- Claytonia, Idaho Location within the state of Idaho Claytonia, Idaho Claytonia, Idaho (the United States)
- Coordinates: 43°34′03″N 116°49′59″W﻿ / ﻿43.56750°N 116.83306°W
- Country: United States
- State: Idaho
- County: Owyhee
- Elevation: 2,254 ft (687 m)
- Time zone: UTC-7 (Mountain (MST))
- • Summer (DST): UTC-6 (MDT)
- ZIP codes: 83639
- Area codes: 208, 986
- GNIS feature ID: 396299

= Claytonia, Idaho =

Unincorporated community in the state of Idaho, United States

Claytonia is an unincorporated community in Owyhee County in the southwestern part of the U.S. state of Idaho.

The community is located less than 2 mi northwest of Marsing and 13 mi west of Nampa. The Snake River flows east of the settlement.

==History==
Claytonia was named for an early resident.

Irrigation was brought to the area in 1913, and settlement followed. Many stores were opened in the area, though only the store in Claytonia "stayed open for a decent amount of time".

A post office operated in Claytonia from 1914 to 1918.

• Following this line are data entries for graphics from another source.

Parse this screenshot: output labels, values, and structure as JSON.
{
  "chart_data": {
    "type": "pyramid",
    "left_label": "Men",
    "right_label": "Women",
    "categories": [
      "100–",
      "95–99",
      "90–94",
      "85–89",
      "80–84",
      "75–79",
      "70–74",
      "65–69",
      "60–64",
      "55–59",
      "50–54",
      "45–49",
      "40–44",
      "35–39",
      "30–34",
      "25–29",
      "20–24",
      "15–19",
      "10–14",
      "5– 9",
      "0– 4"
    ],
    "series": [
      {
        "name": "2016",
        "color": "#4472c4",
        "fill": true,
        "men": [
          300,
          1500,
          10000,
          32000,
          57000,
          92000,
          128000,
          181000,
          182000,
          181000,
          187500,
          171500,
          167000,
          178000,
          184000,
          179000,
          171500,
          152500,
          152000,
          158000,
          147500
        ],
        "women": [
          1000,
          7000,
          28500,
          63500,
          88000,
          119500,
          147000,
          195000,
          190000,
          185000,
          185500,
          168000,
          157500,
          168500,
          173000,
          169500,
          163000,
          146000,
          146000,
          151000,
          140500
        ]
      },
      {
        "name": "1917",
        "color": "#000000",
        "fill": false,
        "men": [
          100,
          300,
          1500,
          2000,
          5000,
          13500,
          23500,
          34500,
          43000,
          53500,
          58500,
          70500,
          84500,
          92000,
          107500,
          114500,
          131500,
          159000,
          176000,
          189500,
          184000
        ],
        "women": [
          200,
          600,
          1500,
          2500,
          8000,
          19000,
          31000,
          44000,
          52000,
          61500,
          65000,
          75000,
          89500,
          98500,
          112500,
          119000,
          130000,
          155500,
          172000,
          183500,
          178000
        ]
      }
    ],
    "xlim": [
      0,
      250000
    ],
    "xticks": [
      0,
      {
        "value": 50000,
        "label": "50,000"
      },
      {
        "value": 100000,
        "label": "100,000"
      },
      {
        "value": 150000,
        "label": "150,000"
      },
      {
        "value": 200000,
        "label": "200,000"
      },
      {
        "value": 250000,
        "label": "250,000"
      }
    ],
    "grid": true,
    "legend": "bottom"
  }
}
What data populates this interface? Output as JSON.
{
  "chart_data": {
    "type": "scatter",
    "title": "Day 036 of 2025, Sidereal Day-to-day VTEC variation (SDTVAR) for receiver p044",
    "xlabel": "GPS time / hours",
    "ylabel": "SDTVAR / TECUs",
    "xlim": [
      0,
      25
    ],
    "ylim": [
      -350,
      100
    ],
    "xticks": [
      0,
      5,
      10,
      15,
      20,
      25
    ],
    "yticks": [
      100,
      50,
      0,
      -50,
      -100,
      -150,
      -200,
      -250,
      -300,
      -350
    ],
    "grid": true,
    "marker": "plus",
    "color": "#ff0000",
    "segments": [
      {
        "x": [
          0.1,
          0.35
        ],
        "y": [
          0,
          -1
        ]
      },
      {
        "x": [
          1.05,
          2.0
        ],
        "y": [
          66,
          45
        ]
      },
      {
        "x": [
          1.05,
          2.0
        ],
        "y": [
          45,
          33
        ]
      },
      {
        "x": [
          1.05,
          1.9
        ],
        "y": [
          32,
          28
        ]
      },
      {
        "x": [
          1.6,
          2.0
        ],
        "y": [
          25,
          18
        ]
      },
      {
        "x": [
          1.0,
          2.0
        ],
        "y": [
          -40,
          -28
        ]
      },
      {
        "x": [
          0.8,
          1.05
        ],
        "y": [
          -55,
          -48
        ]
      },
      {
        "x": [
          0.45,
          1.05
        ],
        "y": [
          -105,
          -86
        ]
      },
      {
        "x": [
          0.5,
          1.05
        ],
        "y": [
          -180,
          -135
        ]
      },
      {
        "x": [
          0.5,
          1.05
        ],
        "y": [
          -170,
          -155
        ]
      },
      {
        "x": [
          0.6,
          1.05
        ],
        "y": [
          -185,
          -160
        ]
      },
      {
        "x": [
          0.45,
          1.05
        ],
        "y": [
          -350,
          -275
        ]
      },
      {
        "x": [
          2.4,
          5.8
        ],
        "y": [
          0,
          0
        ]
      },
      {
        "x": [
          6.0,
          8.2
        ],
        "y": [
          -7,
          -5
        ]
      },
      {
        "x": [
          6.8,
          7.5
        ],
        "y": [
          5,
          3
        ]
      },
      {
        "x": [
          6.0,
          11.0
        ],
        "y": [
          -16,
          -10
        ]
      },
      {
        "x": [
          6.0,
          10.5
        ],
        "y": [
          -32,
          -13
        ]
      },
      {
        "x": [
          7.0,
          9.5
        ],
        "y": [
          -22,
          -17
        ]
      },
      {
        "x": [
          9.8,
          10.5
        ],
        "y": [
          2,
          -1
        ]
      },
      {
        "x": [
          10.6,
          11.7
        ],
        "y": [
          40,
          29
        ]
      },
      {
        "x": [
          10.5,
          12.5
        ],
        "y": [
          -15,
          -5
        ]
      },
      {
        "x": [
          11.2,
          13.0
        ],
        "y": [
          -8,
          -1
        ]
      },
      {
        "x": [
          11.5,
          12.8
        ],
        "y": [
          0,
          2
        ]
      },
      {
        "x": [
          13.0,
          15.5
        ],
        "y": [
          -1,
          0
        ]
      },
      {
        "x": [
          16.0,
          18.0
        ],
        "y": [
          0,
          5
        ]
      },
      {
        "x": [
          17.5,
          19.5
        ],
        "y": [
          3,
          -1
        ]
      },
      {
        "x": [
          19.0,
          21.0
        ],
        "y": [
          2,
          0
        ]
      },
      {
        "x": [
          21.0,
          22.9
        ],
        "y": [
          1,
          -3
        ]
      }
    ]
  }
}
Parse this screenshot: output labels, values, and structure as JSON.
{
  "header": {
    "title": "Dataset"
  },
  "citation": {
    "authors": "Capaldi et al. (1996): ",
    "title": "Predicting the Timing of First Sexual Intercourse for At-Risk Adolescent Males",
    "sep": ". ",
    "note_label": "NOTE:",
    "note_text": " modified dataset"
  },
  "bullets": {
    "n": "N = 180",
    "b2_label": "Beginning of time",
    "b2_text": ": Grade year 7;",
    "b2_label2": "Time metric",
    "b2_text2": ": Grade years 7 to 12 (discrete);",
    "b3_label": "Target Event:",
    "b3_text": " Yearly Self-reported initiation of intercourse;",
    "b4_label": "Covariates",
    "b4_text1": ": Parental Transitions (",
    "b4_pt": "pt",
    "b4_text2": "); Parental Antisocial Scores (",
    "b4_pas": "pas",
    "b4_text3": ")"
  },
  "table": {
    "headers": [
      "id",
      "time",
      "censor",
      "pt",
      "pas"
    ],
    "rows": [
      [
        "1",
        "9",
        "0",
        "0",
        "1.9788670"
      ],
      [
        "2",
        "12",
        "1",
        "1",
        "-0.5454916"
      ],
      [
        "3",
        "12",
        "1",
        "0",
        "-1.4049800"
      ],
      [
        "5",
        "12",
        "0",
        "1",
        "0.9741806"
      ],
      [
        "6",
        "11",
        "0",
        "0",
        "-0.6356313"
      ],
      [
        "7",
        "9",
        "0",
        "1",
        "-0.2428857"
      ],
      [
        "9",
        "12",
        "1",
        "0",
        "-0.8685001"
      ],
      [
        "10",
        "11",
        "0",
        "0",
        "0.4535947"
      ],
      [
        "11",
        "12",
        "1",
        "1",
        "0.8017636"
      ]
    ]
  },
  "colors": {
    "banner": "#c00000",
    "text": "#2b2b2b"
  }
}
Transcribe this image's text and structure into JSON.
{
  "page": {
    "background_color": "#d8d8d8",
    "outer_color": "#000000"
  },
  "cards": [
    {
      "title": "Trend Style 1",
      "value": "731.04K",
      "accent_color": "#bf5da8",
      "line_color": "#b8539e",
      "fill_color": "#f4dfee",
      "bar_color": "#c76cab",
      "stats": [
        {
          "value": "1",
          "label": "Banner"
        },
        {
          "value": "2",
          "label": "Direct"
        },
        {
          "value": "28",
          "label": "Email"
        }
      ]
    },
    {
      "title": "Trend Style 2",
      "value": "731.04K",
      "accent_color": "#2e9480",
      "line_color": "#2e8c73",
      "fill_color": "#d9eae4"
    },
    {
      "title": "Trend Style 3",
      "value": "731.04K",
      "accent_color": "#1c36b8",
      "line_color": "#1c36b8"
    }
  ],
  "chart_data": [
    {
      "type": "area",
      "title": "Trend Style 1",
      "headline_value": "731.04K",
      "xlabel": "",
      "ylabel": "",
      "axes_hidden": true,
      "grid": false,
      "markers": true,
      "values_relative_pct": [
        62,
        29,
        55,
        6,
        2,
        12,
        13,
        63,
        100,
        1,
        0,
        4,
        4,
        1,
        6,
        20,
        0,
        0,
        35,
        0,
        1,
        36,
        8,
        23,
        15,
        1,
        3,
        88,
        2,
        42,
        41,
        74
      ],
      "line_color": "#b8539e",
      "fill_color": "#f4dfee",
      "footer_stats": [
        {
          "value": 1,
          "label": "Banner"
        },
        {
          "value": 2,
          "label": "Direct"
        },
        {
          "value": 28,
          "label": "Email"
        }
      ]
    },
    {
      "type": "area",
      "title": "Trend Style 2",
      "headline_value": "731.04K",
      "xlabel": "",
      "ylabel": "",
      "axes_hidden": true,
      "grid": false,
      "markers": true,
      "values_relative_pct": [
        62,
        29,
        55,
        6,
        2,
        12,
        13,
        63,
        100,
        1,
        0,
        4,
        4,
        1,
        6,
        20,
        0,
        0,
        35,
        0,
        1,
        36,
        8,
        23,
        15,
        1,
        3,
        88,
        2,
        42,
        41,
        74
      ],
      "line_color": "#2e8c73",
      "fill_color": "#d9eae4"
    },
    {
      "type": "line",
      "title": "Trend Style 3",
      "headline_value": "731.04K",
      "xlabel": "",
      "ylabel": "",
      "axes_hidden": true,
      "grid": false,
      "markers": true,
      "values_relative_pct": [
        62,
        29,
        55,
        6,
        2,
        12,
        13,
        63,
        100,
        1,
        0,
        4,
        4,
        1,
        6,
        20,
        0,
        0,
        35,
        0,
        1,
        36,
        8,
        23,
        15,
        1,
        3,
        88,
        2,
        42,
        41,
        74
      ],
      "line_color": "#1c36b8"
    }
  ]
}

Claytonia was a station along the "Homedale, Idaho" branch of the Union Pacific Railroad. The line is now abandoned. The railway operated a gravel pit in Claytonia, with the gravel used for track construction. The gravel pit was abandoned, and later reclaimed as a recreational area filled with ground and ditch water, and called Claytonia Pond. The pond is used as a fish habitat, and contains catfish, bluegill, and largemouth bass.